Collecting Social Security Benefits as a Spouse
If you are married, or were married in the past and the marriage lasted at least 10 years before you divorced, you may be eligible to collect spousal benefits through the Social Security Administration.
- You may be entitled to spousal retirement benefits through the Social Security Administration (SSA), which is 50% of your spouse’s benefit
- You may qualify even if you divorced, if the marriage lasted at least ten years
- You can only collect spousal benefits or your own benefit, but not both
If you are married, or were married in the past and the marriage lasted at least 10 years before you divorced, you may be eligible to collect spousal benefits through the Social Security Administration. The SSA recognizes that people who raised families or contributed to society in other ways are entitled to a spousal benefit based on their spouse’s primary insurance benefit.
To be eligible, you must:
- Be married for at least a year before filing
- Be at least 62 years old
- Your spouse must already be receiving benefits
If you were married in the past but are now divorced, you still may be able to collect spousal benefits off of your ex-spouse’s earnings history. The catch is that the marriage must have lasted at least ten years. You must also have been divorced for at least two years and you must not have remarried. If you’ve been married and divorced multiple times, choose whichever spouse had the highest income provided the marriages lasted longer than ten years. Unlike couples who are still married, you can receive spousal benefits even if said spouse has not filed for benefits, although he/she must be at least 62.
How Much Social Security Do You Get?
Your spousal benefit will be 50% of your spouse’s benefit at full retirement age. Full retirement age (FRA) is roughly 66 and will soon be 67 depending on when you were born. You can either claim your own benefits or you can claim spousal benefits, whichever one is higher, but not both.
If you were born before January 2, 1954, you can choose to receive spousal benefits only, and delay taking your own benefits until later. This way, you can delay until you earn delayed retirement credits and/or the money will continue to grow. However, if you were born after January 2, 1954, this option is no longer available.
If you were born after 1954, and your spouse has already retired, the SSA deems that you are automatically applying for spousal benefits at the same time, and will give you the higher amount. You won’t be able to claim your own benefit and then switch at a later date. If your spouse hasn’t filed yet, you can choose to receive your own benefits now and switch to spousal benefits later.
How Early Retirement Affects Benefits
If you start collecting your Social Security benefits for yourself before FRA, your benefit will be permanently reduced. It’s also true that if you start collecting spousal benefits before you reach FRA, those benefits will also be permanently reduced, unless you’re caring for a qualifying child.
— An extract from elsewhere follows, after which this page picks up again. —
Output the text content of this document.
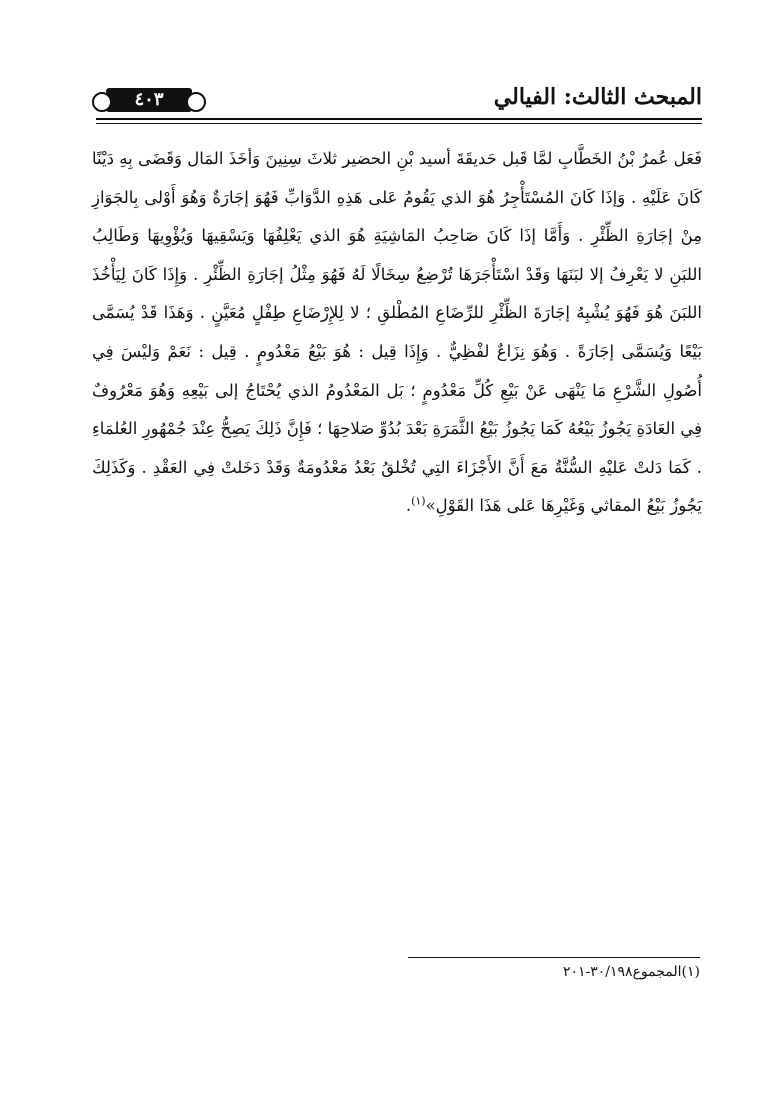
المبحث الثالث: الفيالي
٤٠٣

فَعَل عُمرُ بْنُ الخَطَّابِ لمَّا قَبل حَديقَةَ أسيد بْنِ الحضير ثلاثَ سِنِينَ وَأخَذَ المَال وَقَضَى بِهِ دَيْنًا كَانَ عَلَيْهِ . وَإذَا كَانَ المُسْتَأْجِرُ هُوَ الذي يَقُومُ عَلى هَذِهِ الدَّوَابِّ فَهُوَ إجَارَةٌ وَهُوَ أَوْلى بِالجَوَازِ مِنْ إجَارَةِ الظِّئْرِ . وَأَمَّا إذَا كَانَ صَاحِبُ المَاشِيَةِ هُوَ الذي يَعْلِفُهَا وَيَسْقِيهَا وَيُؤْوِيهَا وَطَالِبُ اللبَنِ لا يَعْرِفُ إلا لبَنَهَا وَقَدْ اسْتَأْجَرَهَا تُرْضِعُ سِخَالًا لَهُ فَهُوَ مِثْلُ إجَارَةِ الظِّئْرِ . وَإِذَا كَانَ لِيَأْخُذَ اللبَنَ هُوَ فَهُوَ يُشْبِهُ إجَارَةَ الظِّئْرِ للرِّضَاعِ المُطْلقِ ؛ لا لِلإِرْضَاعِ طِفْلٍ مُعَيَّنٍ . وَهَذَا قَدْ يُسَمَّى بَيْعًا وَيُسَمَّى إجَارَةً . وَهُوَ نِزَاعٌ لفْظِيٌّ . وَإِذَا قِيل : هُوَ بَيْعُ مَعْدُومٍ . قِيل : نَعَمْ وَليْسَ فِي أُصُولِ الشَّرْعِ مَا يَنْهَى عَنْ بَيْعِ كُلِّ مَعْدُومٍ ؛ بَل المَعْدُومُ الذي يُحْتَاجُ إلى بَيْعِهِ وَهُوَ مَعْرُوفٌ فِي العَادَةِ يَجُوزُ بَيْعُهُ كَمَا يَجُوزُ بَيْعُ الثَّمَرَةِ بَعْدَ بُدُوِّ صَلاحِهَا ؛ فَإِنَّ ذَلِكَ يَصِحُّ عِنْدَ جُمْهُورِ العُلمَاءِ . كَمَا دَلتْ عَليْهِ السُّنَّةُ مَعَ أَنَّ الأَجْزَاءَ التِي تُخْلقُ بَعْدُ مَعْدُومَةٌ وَقَدْ دَخَلتْ فِي العَقْدِ . وَكَذَلِكَ يَجُوزُ بَيْعُ المقاثي وَغَيْرِهَا عَلى هَذَا القَوْلِ»$^{(١)}$.

(١)المجموع٣٠/١٩٨-٢٠١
However, if you delay retirement for yourself until age 70, you’ll earn delayed retirement credits that will increase your Social Security income beyond your projected FRA amount. Spousal benefits don’t earn any benefits past full retirement age, so you can start spousal benefits as soon as you reach that milestone. The SSA has an online calculator, so you can see exactly when you take benefits will affect how much you get. Electing at the earliest possible age can reduce your benefits by as much as 35%.
The one exception is that if you’re caring for a qualifying child. A qualifying child is someone who is either under 16 or receives Social Security Disability Benefits (SSDI). In this case, your spousal benefits will not be reduced, although you still have to be at least 62.
What to Know If You Become a Widow or Widower
If you are a widow or a widower, you can start collecting survivor’s benefits when you turn 60, or 50 if you’re disabled. You can receive full benefits at FRA, or a reduced amount if you take benefits starting at 60. The amount of the benefits you would receive is somewhere between 70 ½ and 99% of your spouse’s benefits, depending on how old you were when you started taking those benefits.
If you are divorced and your ex-spouse dies, you are eligible for the same benefit as the current spouse, assuming the marriage lasted at least ten years and you are not remarried.
If you are a widow or widower and still working, you could apply to receive survivor’s benefits and then switch to your own benefit amount later. If your own benefit at 70 will be higher, you could switch, but you can’t collect survivor’s benefits and your own benefits at the same time.
You also get a one-time lump sum payment of $255 when your spouse dies.